Spirit Gate was my second attempt at reading Elliott. I liked it well enough but Spoiler for an event early in Spirit Gate (like 30 pages in) ) I was not interested and, after having not much liked A Passage of Stars, I wasn't feeling super charitable. So I gave up.

So, after having read Black Wolves, I'm much more trusting in Elliott, and, as I mentioned before, I fell for the setting of Black Wolves as much as for the characters. Well, Spirit Gate is set in the same world. And I quickly realized that this could maybe be a very vague minor spoiler for Black Wolves and/or the Crossroads books, mainly if you've read one but not the other. ). So now I'm reading Spirit Gate and it's going much better this time.

Monsoons, edited by Jay Fein and Pamela Stephens. This is work related but I kinda like it! It was published in 1987 and it covers not just the physics of monsoons (mainly the South Asian monsoon) but also talks about its study by South Asian and European scientists, its cultural significance, and it describes the development of the Indian Meteorological Service. It also covers the material at a broad level for someone with my scientific background, which I really enjoy.

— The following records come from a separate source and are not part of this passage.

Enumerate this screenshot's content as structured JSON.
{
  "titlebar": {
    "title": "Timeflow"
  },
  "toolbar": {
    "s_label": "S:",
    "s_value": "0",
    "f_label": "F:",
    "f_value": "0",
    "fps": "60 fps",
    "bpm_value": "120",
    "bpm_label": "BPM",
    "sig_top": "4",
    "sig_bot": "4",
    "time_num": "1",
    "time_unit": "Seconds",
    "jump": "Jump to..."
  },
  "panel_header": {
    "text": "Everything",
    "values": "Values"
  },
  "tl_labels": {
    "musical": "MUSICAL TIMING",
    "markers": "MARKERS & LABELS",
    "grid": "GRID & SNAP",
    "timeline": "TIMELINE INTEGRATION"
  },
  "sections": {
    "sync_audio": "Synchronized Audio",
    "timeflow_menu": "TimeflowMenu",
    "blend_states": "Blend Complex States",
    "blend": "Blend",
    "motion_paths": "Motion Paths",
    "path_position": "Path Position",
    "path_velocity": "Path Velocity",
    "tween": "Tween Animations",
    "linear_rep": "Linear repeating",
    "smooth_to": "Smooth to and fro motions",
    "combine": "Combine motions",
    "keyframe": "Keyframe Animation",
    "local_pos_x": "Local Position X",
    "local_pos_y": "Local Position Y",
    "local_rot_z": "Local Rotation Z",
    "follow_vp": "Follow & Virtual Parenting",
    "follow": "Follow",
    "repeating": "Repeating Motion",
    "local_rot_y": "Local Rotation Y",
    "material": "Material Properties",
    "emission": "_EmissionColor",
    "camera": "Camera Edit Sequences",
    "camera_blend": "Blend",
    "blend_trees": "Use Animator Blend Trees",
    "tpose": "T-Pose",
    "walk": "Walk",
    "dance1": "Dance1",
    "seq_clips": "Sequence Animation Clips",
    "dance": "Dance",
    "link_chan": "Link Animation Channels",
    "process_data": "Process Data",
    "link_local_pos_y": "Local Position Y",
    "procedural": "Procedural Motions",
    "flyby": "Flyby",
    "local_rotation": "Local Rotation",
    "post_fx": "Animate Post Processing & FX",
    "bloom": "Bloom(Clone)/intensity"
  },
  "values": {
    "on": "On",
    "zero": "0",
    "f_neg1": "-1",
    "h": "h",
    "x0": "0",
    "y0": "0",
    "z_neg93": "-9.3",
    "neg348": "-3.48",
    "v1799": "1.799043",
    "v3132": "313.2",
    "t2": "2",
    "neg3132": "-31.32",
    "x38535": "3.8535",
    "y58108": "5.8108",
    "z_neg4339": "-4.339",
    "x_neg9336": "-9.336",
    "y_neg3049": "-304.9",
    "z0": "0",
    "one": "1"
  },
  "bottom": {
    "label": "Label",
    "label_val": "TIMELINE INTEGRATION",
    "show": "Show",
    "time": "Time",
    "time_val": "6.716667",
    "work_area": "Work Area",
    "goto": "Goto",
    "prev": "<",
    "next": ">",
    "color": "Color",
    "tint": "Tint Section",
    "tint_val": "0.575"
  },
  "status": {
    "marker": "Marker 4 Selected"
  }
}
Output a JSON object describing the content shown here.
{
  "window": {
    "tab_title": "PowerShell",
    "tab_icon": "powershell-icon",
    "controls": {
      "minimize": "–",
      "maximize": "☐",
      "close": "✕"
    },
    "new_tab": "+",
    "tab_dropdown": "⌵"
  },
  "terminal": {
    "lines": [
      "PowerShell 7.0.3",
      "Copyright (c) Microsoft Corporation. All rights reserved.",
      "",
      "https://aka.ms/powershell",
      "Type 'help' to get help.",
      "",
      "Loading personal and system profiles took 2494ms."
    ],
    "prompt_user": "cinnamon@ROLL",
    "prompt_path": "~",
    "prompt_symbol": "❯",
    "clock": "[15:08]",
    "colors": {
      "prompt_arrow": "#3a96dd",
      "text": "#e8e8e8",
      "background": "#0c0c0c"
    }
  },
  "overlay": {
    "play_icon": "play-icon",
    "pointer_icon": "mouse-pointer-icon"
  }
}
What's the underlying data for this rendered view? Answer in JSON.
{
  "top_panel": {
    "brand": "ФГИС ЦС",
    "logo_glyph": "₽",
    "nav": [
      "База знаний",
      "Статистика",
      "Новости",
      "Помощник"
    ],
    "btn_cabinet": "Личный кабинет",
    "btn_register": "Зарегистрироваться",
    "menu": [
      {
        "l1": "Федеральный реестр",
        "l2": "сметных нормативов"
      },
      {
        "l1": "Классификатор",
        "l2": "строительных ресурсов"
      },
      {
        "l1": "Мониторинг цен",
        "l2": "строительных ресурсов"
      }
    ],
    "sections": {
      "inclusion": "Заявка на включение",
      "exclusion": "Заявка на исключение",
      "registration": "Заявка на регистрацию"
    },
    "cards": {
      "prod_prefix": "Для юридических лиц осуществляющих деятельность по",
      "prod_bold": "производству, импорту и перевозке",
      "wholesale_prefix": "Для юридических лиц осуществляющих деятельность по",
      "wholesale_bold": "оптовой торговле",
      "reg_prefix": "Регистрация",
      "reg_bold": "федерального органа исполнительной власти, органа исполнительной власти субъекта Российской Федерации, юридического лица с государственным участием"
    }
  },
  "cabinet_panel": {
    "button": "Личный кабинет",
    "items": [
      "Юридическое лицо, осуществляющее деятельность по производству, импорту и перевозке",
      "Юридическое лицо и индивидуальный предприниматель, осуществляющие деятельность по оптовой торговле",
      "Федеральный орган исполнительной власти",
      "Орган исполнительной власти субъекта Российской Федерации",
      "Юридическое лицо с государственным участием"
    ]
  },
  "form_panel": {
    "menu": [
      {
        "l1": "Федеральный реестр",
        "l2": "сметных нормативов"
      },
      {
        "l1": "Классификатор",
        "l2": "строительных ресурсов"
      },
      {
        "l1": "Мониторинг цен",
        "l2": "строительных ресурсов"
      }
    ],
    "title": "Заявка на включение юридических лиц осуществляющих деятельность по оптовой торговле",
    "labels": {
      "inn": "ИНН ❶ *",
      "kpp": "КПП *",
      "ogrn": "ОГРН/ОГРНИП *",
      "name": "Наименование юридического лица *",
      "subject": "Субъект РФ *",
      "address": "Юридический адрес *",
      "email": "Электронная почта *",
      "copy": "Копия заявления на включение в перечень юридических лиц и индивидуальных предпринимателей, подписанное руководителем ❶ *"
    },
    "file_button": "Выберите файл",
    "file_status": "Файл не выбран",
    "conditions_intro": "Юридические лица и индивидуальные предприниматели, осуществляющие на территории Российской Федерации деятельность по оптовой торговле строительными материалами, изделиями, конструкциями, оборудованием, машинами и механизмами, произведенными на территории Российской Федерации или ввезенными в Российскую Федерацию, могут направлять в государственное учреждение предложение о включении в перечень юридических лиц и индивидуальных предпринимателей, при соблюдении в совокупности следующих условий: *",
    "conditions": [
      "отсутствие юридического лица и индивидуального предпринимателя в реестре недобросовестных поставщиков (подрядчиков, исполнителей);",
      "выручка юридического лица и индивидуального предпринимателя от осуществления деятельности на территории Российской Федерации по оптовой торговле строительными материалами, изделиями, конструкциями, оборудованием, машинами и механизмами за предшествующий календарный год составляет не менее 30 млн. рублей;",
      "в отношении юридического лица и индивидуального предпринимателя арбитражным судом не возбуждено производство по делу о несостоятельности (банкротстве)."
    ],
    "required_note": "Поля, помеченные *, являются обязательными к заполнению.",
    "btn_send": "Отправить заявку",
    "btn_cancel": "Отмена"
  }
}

Harry Potter and the Goblet of Fire. I'm listening to the Stephen Fry audiobook. I think this might be my least favorite HP. I would have thought Book 1 was my least favorite but I actually loved listening to that and cried like three times. This one has some great moments but also a lot of plot developments I find irritating or boring: Ron not talking to Harry, the whole Triwizard Tournament, S.P.E.W. I can't put my finger on why I don't like the Triwizard Tournament but it just annoys me.

What I plan to read next

Shadow Gate by Kate Elliott, Harry Potter and the Order of the Phoenix.

Anything else book related

I signed up for supporting membership at Worldcon! So I guess I can nominate and vote for the Hugos this year. I doubt I'll be nominating as I've read so few books, but I hope to read as many of the nominees as I can and am already planning to read some presumed nominees. Because apparently I've decided to become a reader again.